According to Wyden, the bill would give the U.S. Department of Health and Human Services (HHS) the resources it needs to keep up with the enormous increase in appeals. Chief Administrative Law Judge (ALJ) Nancy Griswold of the Office of Medicare Hearings and Appeals (OMHA) told the committee her office can currently adjudicate 77,000 appeals in a year; OMHA received 474,000 appeals in 2014. The bill would also create a new track for lower-cost, less-complex cases to be considered by a different set of hearing officers, allowing HHS to use its resources more efficiently and process more appeals. Passage of the bill will also require the Centers for Medicare & Medicaid Services (CMS) to better coordinate provider audits to ensure the entire process is more transparent and efficient, and create an ombudsman position at CMS.
“Here’s the bottom line: This legislation will streamline the appeals and audits process so cases are resolved quickly and at the earliest possible step,” said Wyden in the announcement. “And it’s important to remember that behind each case is a patient paying out-of-pocket while their appeal is being considered, or a provider who would rather focus on giving care than dealing with billing issues. And HHS is also working diligently to ensure taxpayer dollars are being spent as efficiently as possible.”
Additional details of the bill, according to the Reed Smith Health Industry Washington Watch, include provisions to:
- Raise the amount in controversy threshold for review by an ALJ and establish a new Medicare Magistrates program within OMHA to review cases with lower costs.
- Require Qualified Independent Contractors (QICs), Medicare Magistrates, ALJs, or the Departmental Appeals Board (DAB) to remand an appeal to the Medicare Administrative Contractor (MAC) for a redetermination when the appellant introduces new evidence into the administrative record at a subsequent level of appeal (with certain exceptions).
- Require the HHS secretary to establish a process whereby ALJs and Medicare Magistrates could issue decisions based on the evidence of record without holding a hearing when there are no material issues of fact in dispute and the ALJ or the Medicare Magistrate determines that there is a binding authority that controls the decision in the matter under review.

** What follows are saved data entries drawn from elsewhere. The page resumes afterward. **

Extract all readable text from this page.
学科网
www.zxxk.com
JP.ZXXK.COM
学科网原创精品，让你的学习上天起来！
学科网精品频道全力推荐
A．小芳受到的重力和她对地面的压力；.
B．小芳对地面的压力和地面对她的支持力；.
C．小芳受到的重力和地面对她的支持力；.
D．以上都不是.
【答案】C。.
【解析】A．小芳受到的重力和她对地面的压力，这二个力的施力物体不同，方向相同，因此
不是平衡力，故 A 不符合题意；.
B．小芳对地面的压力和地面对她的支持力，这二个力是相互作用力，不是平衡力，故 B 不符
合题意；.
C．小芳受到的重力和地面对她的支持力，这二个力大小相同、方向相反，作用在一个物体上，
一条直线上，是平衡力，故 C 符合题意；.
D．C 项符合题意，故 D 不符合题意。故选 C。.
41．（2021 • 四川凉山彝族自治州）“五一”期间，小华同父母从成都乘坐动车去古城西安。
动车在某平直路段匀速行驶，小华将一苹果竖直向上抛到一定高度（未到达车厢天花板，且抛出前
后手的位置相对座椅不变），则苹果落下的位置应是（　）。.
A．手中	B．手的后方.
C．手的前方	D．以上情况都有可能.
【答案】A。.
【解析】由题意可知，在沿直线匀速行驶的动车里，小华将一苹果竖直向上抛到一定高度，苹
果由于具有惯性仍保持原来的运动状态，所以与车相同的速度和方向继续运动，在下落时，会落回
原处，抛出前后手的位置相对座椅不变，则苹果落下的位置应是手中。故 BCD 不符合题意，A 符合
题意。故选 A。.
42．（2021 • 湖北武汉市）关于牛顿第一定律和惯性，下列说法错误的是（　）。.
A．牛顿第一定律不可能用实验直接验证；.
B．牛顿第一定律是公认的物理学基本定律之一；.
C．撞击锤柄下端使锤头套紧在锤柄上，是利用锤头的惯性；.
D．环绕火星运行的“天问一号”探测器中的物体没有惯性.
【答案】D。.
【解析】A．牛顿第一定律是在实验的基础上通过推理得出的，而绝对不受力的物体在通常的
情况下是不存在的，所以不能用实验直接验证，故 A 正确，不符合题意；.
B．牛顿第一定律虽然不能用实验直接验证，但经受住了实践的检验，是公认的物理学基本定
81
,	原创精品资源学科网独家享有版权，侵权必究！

- Establish a voluntary alternative dispute resolution process to allow multiple pending claims with similar issues of law or fact to be settled as a unit, rather than as individual appeals, in certain circumstances.

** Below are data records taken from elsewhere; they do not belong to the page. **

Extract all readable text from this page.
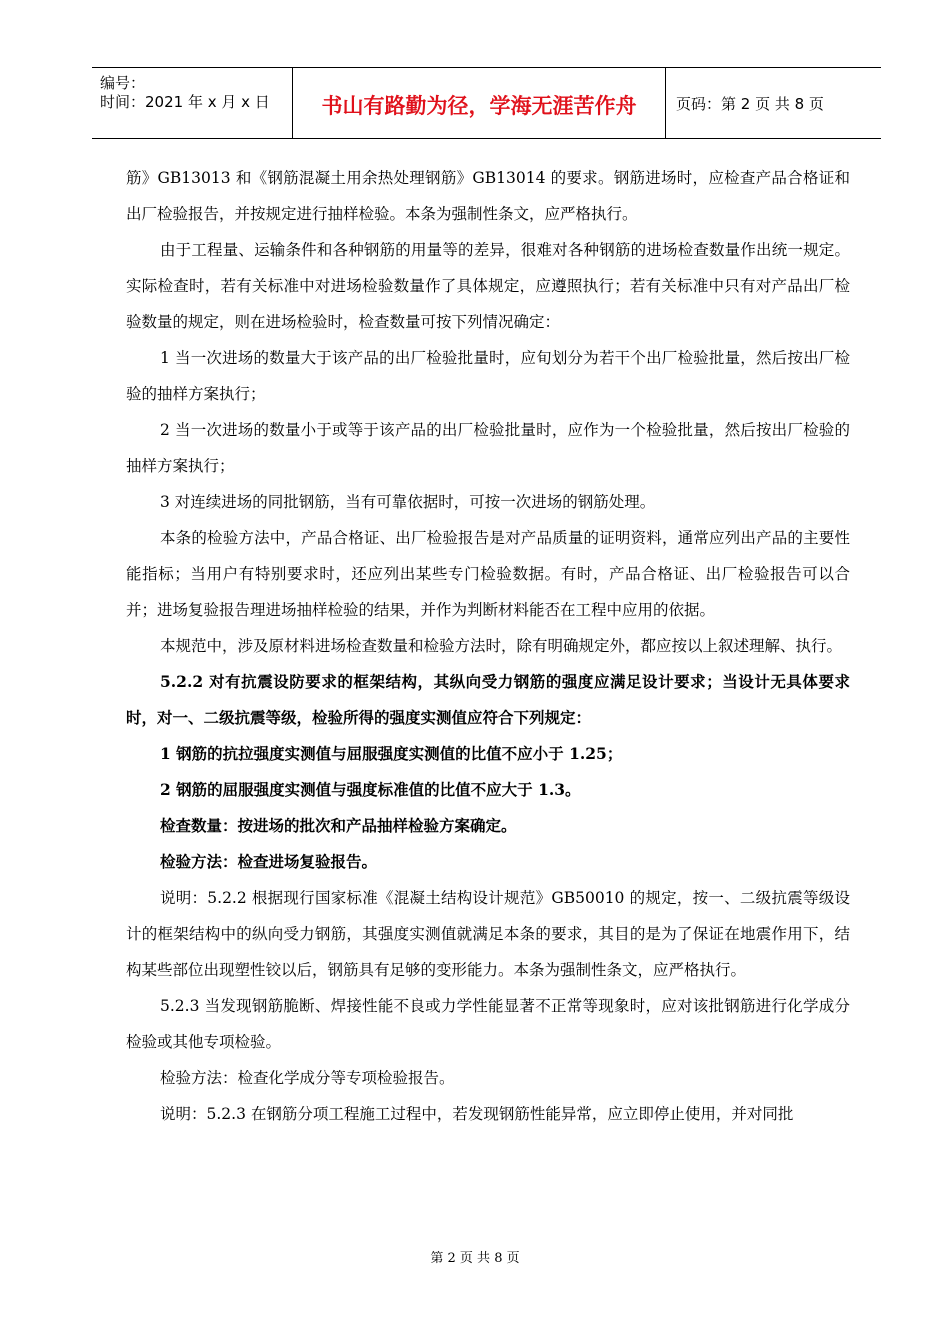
编号：
时间：2021 年 x 月 x 日	书山有路勤为径，学海无涯苦作舟	页码：第 2 页 共 8 页

筋》GB13013 和《钢筋混凝土用余热处理钢筋》GB13014 的要求。钢筋进场时，应检查产品合格证和出厂检验报告，并按规定进行抽样检验。本条为强制性条文，应严格执行。

由于工程量、运输条件和各种钢筋的用量等的差异，很难对各种钢筋的进场检查数量作出统一规定。实际检查时，若有关标准中对进场检验数量作了具体规定，应遵照执行；若有关标准中只有对产品出厂检验数量的规定，则在进场检验时，检查数量可按下列情况确定：

1 当一次进场的数量大于该产品的出厂检验批量时，应旬划分为若干个出厂检验批量，然后按出厂检验的抽样方案执行；

2 当一次进场的数量小于或等于该产品的出厂检验批量时，应作为一个检验批量，然后按出厂检验的抽样方案执行；

3 对连续进场的同批钢筋，当有可靠依据时，可按一次进场的钢筋处理。

本条的检验方法中，产品合格证、出厂检验报告是对产品质量的证明资料，通常应列出产品的主要性能指标；当用户有特别要求时，还应列出某些专门检验数据。有时，产品合格证、出厂检验报告可以合并；进场复验报告理进场抽样检验的结果，并作为判断材料能否在工程中应用的依据。

本规范中，涉及原材料进场检查数量和检验方法时，除有明确规定外，都应按以上叙述理解、执行。

5.2.2 对有抗震设防要求的框架结构，其纵向受力钢筋的强度应满足设计要求；当设计无具体要求时，对一、二级抗震等级，检验所得的强度实测值应符合下列规定：

1 钢筋的抗拉强度实测值与屈服强度实测值的比值不应小于 1.25；

2 钢筋的屈服强度实测值与强度标准值的比值不应大于 1.3。

检查数量：按进场的批次和产品抽样检验方案确定。

检验方法：检查进场复验报告。

说明：5.2.2 根据现行国家标准《混凝土结构设计规范》GB50010 的规定，按一、二级抗震等级设计的框架结构中的纵向受力钢筋，其强度实测值就满足本条的要求，其目的是为了保证在地震作用下，结构某些部位出现塑性铰以后，钢筋具有足够的变形能力。本条为强制性条文，应严格执行。

5.2.3 当发现钢筋脆断、焊接性能不良或力学性能显著不正常等现象时，应对该批钢筋进行化学成分检验或其他专项检验。

检验方法：检查化学成分等专项检验报告。

说明：5.2.3 在钢筋分项工程施工过程中，若发现钢筋性能异常，应立即停止使用，并对同批

第 2 页 共 8 页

- Allow for the use of sampling and extrapolation, with the appellant’s consent, to expedite the appeals process.
- Require the secretary to implement a process by which OMHA and the DAB would refer credible suspicion of fraudulent activity to appropriate law enforcement entities and CMS.
- Require OMHA to conduct annual training for all ALJs and Medicare Magistrates on Medicare policies. HHS would be required to ensure that review entity contractors consistently apply Medicare payment and coverage policies, and that conflicting local and national coverage determinations and program instructions are appropriately modified.
- Increase the transparency of the appeal process by publishing data regarding the number of determinations appealed, outcomes, and aggregate appeal statistics for each contractor and provider type.
- Require HHS to develop a comprehensive strategy for claims review determinations made on a prepayment, post-payment, or prior-authorization basis, focusing on identifying and reducing high-impact claim errors.
- Prohibit Recovery Audit Contractors (RACs) from conducting patient status reviews more than six months after the date of service if the claim was submitted within three months of the date of service, and direct the secretary to study the impact of shortening the look-back period for other RAC audits.